Spinal Cord, 2020 · DOI: 10.1038/s41393-020-0427-5 · Published: July 1, 2020
This study evaluates how well existing energy expenditure (EE) prediction equations, designed for manual wheelchair users (MWUs) with spinal cord injury (SCI) and using ActiGraph activity monitors, perform on a new dataset. The researchers collected data from 29 MWUs with SCI, using a portable metabolic cart to measure their EE while they wore an ActiGraph. They then compared the EE values predicted by the existing equations with the measured EE values. The study found that none of the existing equations were accurate enough for clinical or research use, suggesting that more work is needed to develop better EE prediction models for this population.

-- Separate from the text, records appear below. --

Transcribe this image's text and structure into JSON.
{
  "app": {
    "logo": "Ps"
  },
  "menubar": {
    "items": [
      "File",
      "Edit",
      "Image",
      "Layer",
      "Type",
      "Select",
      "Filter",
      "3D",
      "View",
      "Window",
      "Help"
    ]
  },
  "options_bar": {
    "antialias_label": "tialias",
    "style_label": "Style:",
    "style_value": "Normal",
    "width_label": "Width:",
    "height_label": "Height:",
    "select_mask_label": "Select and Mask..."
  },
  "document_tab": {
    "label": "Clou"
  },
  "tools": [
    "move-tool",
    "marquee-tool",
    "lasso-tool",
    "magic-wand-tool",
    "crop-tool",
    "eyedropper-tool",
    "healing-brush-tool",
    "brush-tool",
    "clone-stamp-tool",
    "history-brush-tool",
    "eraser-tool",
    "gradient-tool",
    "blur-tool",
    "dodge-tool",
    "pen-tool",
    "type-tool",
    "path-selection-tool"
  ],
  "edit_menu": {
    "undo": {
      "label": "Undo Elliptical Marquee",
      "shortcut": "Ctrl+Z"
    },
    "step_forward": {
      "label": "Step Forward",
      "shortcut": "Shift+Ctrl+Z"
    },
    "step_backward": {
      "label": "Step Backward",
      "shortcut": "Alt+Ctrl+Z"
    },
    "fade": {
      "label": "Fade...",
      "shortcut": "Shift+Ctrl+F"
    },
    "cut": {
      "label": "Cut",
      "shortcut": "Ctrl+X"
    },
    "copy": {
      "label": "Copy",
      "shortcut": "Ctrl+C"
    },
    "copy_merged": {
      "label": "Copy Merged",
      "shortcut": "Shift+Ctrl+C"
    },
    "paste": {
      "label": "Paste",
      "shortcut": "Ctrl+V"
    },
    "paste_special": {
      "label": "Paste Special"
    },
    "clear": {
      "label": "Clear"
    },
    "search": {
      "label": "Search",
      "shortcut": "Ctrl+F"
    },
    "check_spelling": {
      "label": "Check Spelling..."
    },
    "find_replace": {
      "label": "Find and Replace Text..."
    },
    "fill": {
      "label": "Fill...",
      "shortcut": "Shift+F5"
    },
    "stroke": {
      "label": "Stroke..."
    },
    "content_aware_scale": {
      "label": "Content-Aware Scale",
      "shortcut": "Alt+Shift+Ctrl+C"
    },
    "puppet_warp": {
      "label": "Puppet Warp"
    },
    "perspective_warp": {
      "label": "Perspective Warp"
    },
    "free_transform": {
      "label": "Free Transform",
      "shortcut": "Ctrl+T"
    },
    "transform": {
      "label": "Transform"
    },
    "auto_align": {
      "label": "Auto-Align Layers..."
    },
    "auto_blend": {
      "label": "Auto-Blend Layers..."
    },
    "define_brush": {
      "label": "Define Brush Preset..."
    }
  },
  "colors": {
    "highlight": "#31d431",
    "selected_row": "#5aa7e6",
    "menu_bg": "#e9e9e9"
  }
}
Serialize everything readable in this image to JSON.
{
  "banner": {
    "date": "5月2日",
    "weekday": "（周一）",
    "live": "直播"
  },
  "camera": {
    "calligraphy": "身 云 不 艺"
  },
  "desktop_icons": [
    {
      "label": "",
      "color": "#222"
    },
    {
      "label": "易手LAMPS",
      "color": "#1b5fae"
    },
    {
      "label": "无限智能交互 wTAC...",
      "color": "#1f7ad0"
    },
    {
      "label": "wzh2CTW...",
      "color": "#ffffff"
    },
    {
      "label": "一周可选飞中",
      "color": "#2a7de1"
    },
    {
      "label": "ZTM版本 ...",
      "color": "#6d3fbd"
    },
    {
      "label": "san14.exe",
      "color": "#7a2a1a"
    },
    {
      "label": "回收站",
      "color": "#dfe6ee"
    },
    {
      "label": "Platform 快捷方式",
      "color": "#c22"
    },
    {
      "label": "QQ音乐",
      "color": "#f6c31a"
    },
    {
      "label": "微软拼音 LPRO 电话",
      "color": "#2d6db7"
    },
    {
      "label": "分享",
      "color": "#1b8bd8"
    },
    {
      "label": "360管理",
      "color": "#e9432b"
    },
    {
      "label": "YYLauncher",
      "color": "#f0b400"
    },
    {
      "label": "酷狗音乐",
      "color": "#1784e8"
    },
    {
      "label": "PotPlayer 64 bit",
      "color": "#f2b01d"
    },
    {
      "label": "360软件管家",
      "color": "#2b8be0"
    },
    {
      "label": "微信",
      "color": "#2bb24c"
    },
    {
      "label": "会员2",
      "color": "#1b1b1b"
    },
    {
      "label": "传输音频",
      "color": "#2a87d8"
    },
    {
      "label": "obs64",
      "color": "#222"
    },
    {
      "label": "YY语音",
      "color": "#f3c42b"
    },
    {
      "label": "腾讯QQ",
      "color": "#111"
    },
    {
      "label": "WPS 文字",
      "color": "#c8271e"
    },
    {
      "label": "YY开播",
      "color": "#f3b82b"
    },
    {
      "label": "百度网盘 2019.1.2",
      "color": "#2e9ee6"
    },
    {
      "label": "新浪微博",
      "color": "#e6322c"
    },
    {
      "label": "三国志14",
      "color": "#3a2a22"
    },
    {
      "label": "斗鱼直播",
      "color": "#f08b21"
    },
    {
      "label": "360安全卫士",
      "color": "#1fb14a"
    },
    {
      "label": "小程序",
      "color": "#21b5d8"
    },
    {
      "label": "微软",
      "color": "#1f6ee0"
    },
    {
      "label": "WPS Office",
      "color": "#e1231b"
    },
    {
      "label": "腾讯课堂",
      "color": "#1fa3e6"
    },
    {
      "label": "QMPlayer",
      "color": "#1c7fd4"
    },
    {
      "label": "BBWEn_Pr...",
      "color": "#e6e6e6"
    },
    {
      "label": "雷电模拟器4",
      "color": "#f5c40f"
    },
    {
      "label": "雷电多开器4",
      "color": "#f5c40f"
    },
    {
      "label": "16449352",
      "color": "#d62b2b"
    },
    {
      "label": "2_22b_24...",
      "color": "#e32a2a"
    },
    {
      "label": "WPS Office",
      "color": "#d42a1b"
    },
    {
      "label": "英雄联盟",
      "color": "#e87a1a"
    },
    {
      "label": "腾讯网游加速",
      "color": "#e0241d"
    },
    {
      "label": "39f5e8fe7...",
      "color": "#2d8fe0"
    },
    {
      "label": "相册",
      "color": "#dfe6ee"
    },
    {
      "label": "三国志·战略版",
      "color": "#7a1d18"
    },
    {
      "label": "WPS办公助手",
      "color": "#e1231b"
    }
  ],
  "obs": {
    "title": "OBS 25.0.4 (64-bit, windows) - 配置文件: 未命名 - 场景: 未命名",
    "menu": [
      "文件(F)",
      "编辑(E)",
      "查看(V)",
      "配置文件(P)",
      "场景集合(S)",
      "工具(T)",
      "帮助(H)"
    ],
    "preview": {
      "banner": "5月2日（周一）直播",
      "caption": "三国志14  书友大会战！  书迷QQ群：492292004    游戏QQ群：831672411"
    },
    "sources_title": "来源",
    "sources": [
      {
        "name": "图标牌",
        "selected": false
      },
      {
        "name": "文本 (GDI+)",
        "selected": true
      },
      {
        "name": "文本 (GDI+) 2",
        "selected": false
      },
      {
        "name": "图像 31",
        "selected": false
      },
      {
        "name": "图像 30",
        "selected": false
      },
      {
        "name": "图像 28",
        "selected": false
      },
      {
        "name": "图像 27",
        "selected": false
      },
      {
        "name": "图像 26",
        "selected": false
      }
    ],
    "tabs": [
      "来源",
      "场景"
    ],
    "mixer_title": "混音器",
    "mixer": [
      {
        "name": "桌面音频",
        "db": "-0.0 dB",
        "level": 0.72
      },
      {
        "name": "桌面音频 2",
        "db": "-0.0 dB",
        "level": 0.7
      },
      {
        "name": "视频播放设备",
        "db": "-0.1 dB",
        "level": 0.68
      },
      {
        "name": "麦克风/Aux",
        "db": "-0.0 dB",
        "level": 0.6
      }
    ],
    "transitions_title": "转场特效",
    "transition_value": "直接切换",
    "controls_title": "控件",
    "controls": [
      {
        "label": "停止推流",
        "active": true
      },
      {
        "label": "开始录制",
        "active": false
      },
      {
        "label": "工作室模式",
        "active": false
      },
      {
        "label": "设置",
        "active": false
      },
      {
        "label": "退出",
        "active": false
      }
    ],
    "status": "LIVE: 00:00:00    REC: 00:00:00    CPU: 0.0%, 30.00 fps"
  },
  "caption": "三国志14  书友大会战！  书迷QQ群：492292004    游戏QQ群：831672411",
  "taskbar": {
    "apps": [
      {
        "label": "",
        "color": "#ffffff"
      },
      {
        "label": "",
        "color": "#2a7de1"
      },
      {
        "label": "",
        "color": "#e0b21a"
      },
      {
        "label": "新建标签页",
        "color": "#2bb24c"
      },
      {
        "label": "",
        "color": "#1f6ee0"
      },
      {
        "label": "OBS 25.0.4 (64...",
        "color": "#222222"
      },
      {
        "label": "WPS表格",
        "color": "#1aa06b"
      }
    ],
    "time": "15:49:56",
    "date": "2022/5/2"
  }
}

The study highlights the need for more accurate energy expenditure prediction models for manual wheelchair users with spinal cord injury, as existing equations are not sufficiently reliable for clinical or research applications.
The findings suggest exploring the use of multi-sensor consumer devices and machine-learning techniques to improve the accuracy of EE prediction, especially by incorporating physiological signals and analyzing high-resolution raw acceleration signals.
Future research should focus on developing personalized EE prediction models that consider individual factors, activity types, and intensities, as well as improving the accuracy of resting energy expenditure (REE) estimation for this population.